Friday, April 11, 2008

Tomorrow: Architectural "Services"

Following my last post concerning the plagued world of current architecture, I'd also opine that while not the only, the notion that architects provide architectural 'services' is very damaging.

Yes, we do work with aims and objectives, Yes, we ought to keep clients at the least, reasonably happy. But no, (and this is thanks to the commercialized structure of modern relationships) I do not think that we can create something beautiful if we just meet 'your' goals.

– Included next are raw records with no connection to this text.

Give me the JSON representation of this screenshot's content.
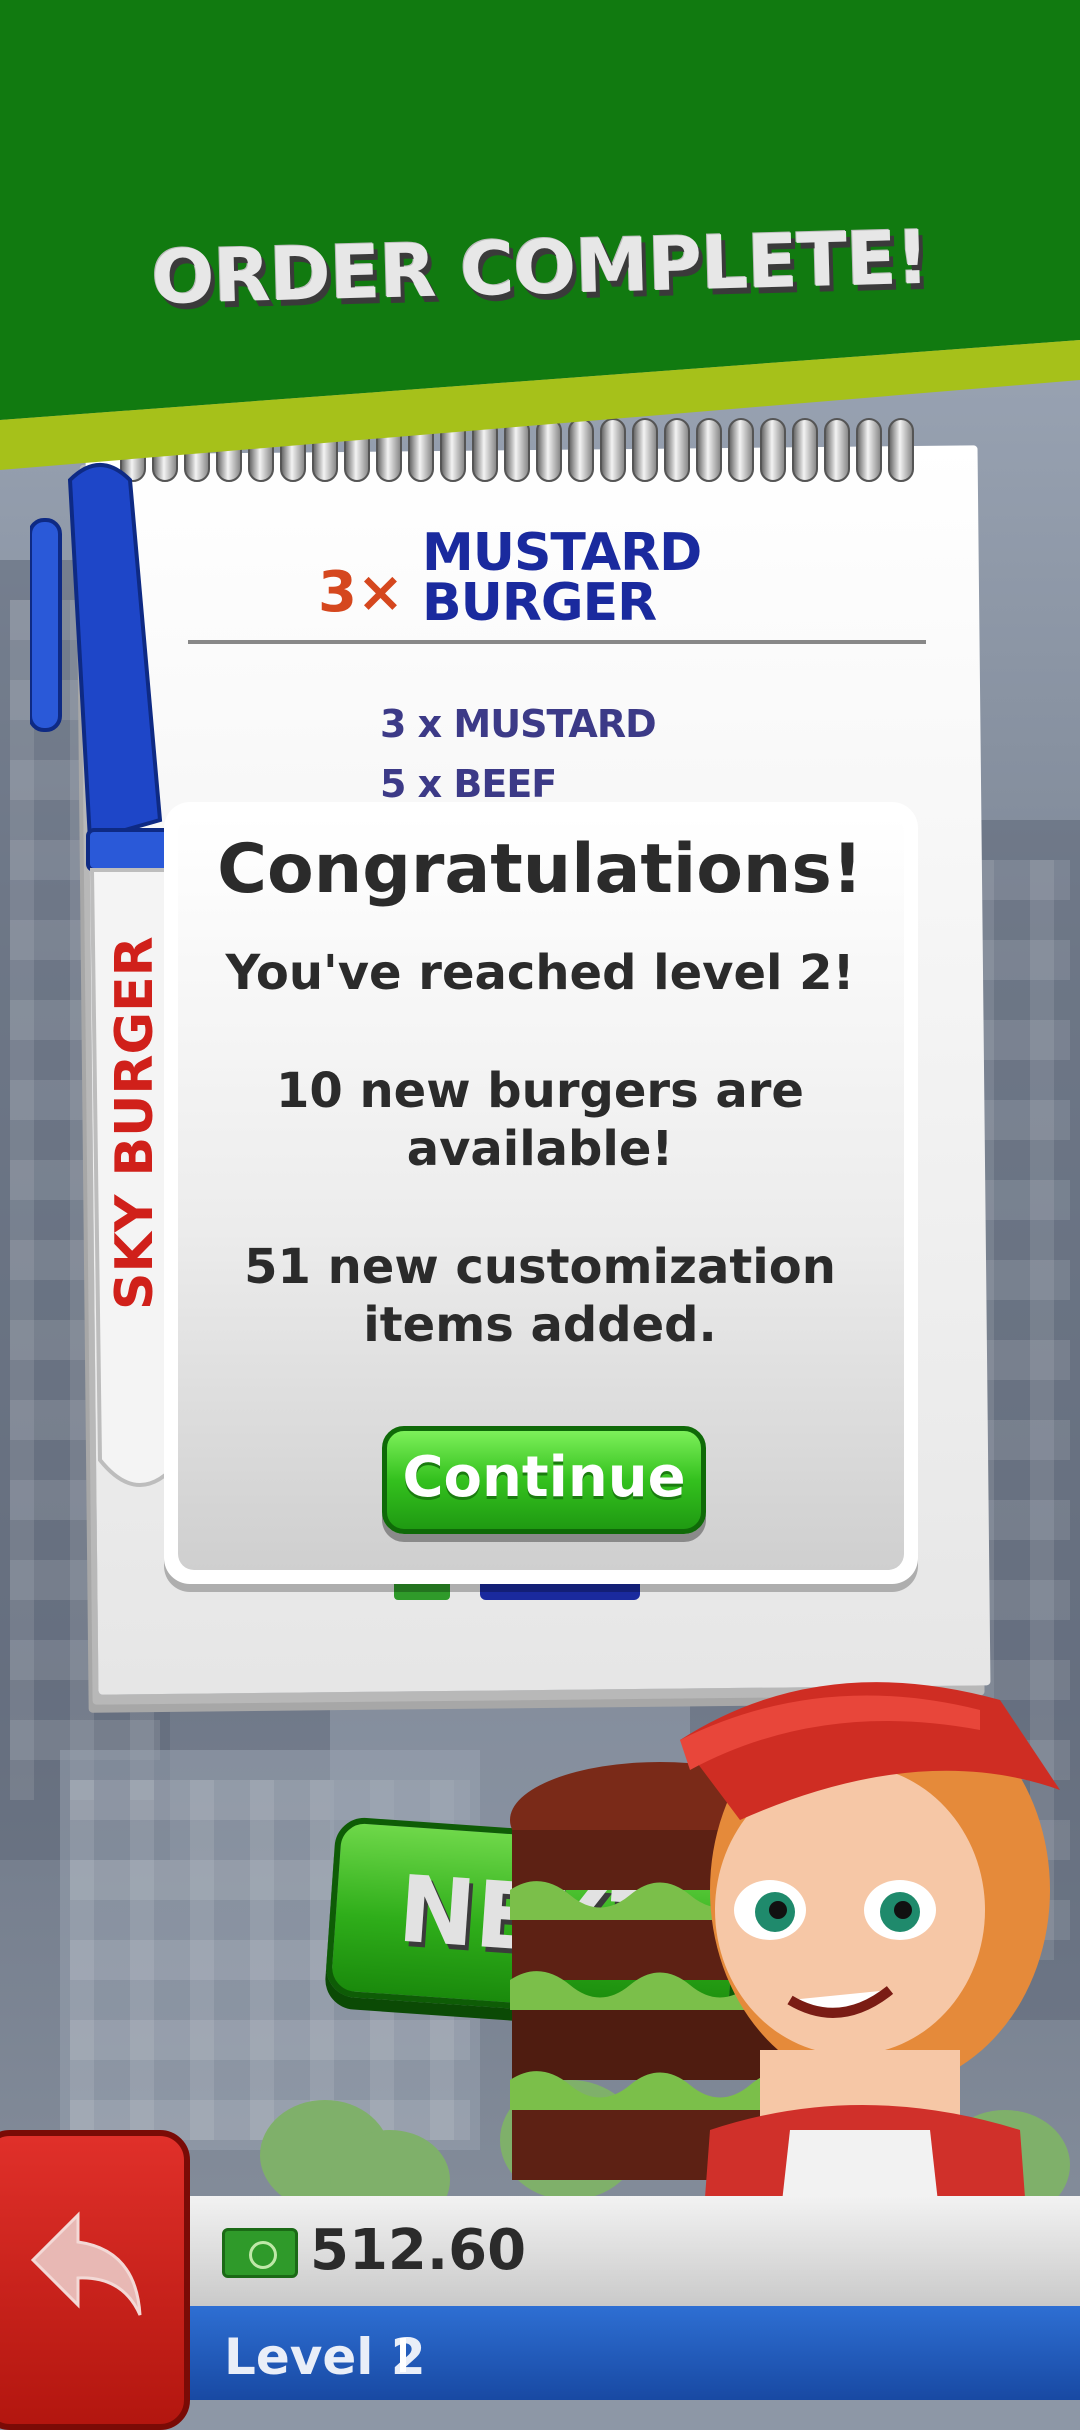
{
  "header": {
    "title": "ORDER COMPLETE!"
  },
  "order": {
    "quantity": "3×",
    "burger_name_line1": "MUSTARD",
    "burger_name_line2": "BURGER",
    "ingredients": [
      "3 x MUSTARD",
      "5 x BEEF"
    ],
    "pen_brand": "SKY BURGER"
  },
  "modal": {
    "title": "Congratulations!",
    "line_level": "You've reached level 2!",
    "line_burgers_1": "10 new burgers are",
    "line_burgers_2": "available!",
    "line_items_1": "51 new customization",
    "line_items_2": "items added.",
    "continue_label": "Continue"
  },
  "next_button": {
    "label": "NEXT"
  },
  "status": {
    "money": "512.60",
    "level": "Level 2"
  },
  "colors": {
    "header_green": "#117a10",
    "header_stripe": "#a6c11a",
    "ink_blue": "#1a2a9e",
    "qty_orange": "#d5471e",
    "continue_green": "#34c11e",
    "level_blue": "#2e6fd3",
    "back_red": "#d0201a"
  },
  "icons": [
    "back-arrow-icon",
    "money-icon"
  ]
}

The most 'truthful' indicator of the meta-physical and ethical health of society is through the kind of music it listens to. There is no art 'form' that 'strikes a chord' so persistently, persuasively with a magnanimous moral force as music. And by that I honestly mean 'good' music. While we pride ourselves (architects) of being 'producers' of the more responsible art form, I think there is more harm that can be done to the human psyche through bad music than through a horrible building. This tells us a lot about our auditory diet. It is why Holy Mother Church also declares, "The musical tradition of the universal Church is a treasure of inestimable value, greater even than that of any other art". (Art 112, Sacrosanctum Concillium, Second Vatican Council)

As architects we ought to sometimes ponder on the development of acceptable 'norms' now creeping into our profession. It will do us great justice to rid ourselves from a lot of jargon that pervades the entire retail world as it stands today.

We need to think more like musical composers, I feel. A work is commissioned, it isn't requested. A work is not complete until it is so. It should rise above the dictates of 'value for money', customer satisfaction or 'modern contemporary living'. The work that we do ought to be something that is compelling and that which emanates and animates in us the desire of sacrifice for its' sake.

And dare I say, it has to be both conciously and subliminally beautiful, beautiful insofar as it is merely a type of the Divine.